Health and Human Services Secretary Tom Price was quick off the mark Monday after his agency released fresh data on “effectuated enrollments” — that is, Americans who not only chose an Affordable Care Act individual health plan for 2017, but secured coverage by paying their first monthly installment.
The data, according to HHS, “show a decline in the number of Americans who have actually purchased coverage on the exchanges, with cost being a primary concern.” Price used that conclusion to assert in a statement, “Not surprisingly, as costs continue to go up, fewer Americans can afford to pay more and get less for healthcare.”
He added: “Many individuals and families across the country are tired of having their healthcare options dictated to them by Washington — particularly when those limited options are unaffordable. That’s why every day we are working on behalf of President Trump on solutions that will show a little humility from the federal government, equip states to serve their unique and diverse populations, and put healthcare decisions in the hands of patients, families, and their doctors.”
Um, sure. Except that the HHS figures appear to have been fudged, in a way that makes the effectuated enrollments look worse than they are.

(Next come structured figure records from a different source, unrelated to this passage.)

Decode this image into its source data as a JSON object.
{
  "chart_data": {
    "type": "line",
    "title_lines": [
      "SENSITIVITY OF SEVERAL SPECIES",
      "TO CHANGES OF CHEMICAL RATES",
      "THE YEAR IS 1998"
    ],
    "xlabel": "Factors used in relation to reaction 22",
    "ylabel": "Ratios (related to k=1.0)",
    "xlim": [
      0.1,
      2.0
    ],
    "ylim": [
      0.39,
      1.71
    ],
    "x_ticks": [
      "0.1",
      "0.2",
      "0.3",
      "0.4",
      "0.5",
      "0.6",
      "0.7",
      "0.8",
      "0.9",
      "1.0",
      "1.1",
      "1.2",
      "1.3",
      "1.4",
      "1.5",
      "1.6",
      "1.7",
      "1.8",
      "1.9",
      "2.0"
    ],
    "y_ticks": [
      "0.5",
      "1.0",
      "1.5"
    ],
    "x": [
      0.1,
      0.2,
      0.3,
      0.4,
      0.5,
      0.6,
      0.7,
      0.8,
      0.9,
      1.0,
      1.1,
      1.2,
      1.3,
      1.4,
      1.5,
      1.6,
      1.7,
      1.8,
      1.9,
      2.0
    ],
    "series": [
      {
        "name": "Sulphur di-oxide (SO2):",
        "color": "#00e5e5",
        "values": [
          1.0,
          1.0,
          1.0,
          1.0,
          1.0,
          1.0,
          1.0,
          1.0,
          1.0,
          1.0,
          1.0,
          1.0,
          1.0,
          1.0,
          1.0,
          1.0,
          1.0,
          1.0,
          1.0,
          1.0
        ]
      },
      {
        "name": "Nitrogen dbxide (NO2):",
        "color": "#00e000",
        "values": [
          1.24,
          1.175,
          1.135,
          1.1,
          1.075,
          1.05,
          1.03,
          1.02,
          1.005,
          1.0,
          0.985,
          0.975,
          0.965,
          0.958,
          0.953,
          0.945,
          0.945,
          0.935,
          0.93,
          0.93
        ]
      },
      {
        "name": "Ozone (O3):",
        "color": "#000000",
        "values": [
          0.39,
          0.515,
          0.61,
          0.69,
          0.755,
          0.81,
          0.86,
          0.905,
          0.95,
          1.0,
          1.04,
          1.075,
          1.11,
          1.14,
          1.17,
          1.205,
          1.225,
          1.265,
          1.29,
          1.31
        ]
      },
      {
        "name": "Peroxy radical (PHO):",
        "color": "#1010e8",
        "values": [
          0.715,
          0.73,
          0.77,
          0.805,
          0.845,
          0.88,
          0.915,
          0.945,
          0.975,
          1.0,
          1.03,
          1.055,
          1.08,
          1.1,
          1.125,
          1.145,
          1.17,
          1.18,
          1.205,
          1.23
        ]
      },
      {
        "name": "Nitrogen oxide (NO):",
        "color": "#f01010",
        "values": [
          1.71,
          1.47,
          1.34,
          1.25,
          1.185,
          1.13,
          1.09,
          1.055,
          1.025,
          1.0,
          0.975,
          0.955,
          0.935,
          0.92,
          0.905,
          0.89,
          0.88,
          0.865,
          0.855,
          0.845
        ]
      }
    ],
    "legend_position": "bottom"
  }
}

The fudging was caught by the eagle-eyed Charles Gaba of ACA Signups, who charitably called it “misleading.” We say “charitably,” because this incident follows one a few weeks ago in which the same agency issued what we labeled a “stunningly dishonest” analysis of ACA premium increases.
Many individuals and families across the country are tired of having their healthcare options dictated to them by Washington.
Getting accurate data about ACA enrollments from the Department of Health and Human Services is more important than ever now, as the Senate works on its ACA repeal bill behind closed doors—via secret meetings of a small group of Republican Senators, with no public hearings likely to be scheduled before a vote. Bogus, manipulated data from HHS only helps that process, as ACA foes can use it to justify their behind-the-scenes dismantling of the law.
Let’s look at the latest machination. Monday’s report places the number of effectuated enrollees at 10,330,759 as of March 15. The document compares that figure to total plan selections by 12,216,003 individuals as of Jan. 1. That means that only 84.6% followed through on their plan selections by paying the first month’s premiums — “seemingly a worse drop-off rate than the prior two years,” Gaba observes. The retention rate was 87.2% in 2015 and 87.4% in 2016. This drop-off is what gave Price the evidence to label “cost … a primary concern” of exchange enrollees.
But the earlier figures were as of March 31 those years, not March 15. And the HHS release refers to 10.33 million as the number of enrollees who had made their payments for plans starting in January and February. Those who made payments after Jan. 15 and before Jan. 31 in 47 states and the District of Columbia had to wait until March to start coverage. (In the other three states, enrollees could make payments by Jan. 24 and still be eligible to start coverage in February.) Who’s missing? Some 496,717 people who signed up in the second half of January, and aren’t counted in the “effectuation” figures.
Gaba is suspicious in part because of the shenanigans HHS played with its previous data release. In that case, as we reported, the agency claimed that Obamacare premiums had “doubled” from 2013 through 2017. Among the problems with that analysis was that there were no Obamacare premiums in 2013. The exchanges didn’t exist until 2014, so 2013 premiums were for a cherry-picked insurance pool that favored the young and healthy, used high premiums to discourage those with medical conditions from signing up or rejected them outright, and didn’t provide coverage that is mandated under the ACA, such as maternity services.
It’s proper to note that attrition in the ACA exchange enrollment base is a natural phenomenon, settling in at about 12% in the first quarter every year and continuing through the following nine months. Churn in the individual market is an old story, predating the ACA.
That’s because many people customarily have used the individual market as a bridge of coverage between employers, or before they transition to Medicare; fewer have stayed in that market voluntarily, because it’s generally more expensive than employer-sponsored insurance and Medicare, and always has been. That’s a fact of life in the health insurance business, and one that HHS is certainly within its rights to measure. But shading the truth about it — that’s not within HHS’ rights, or Price’s.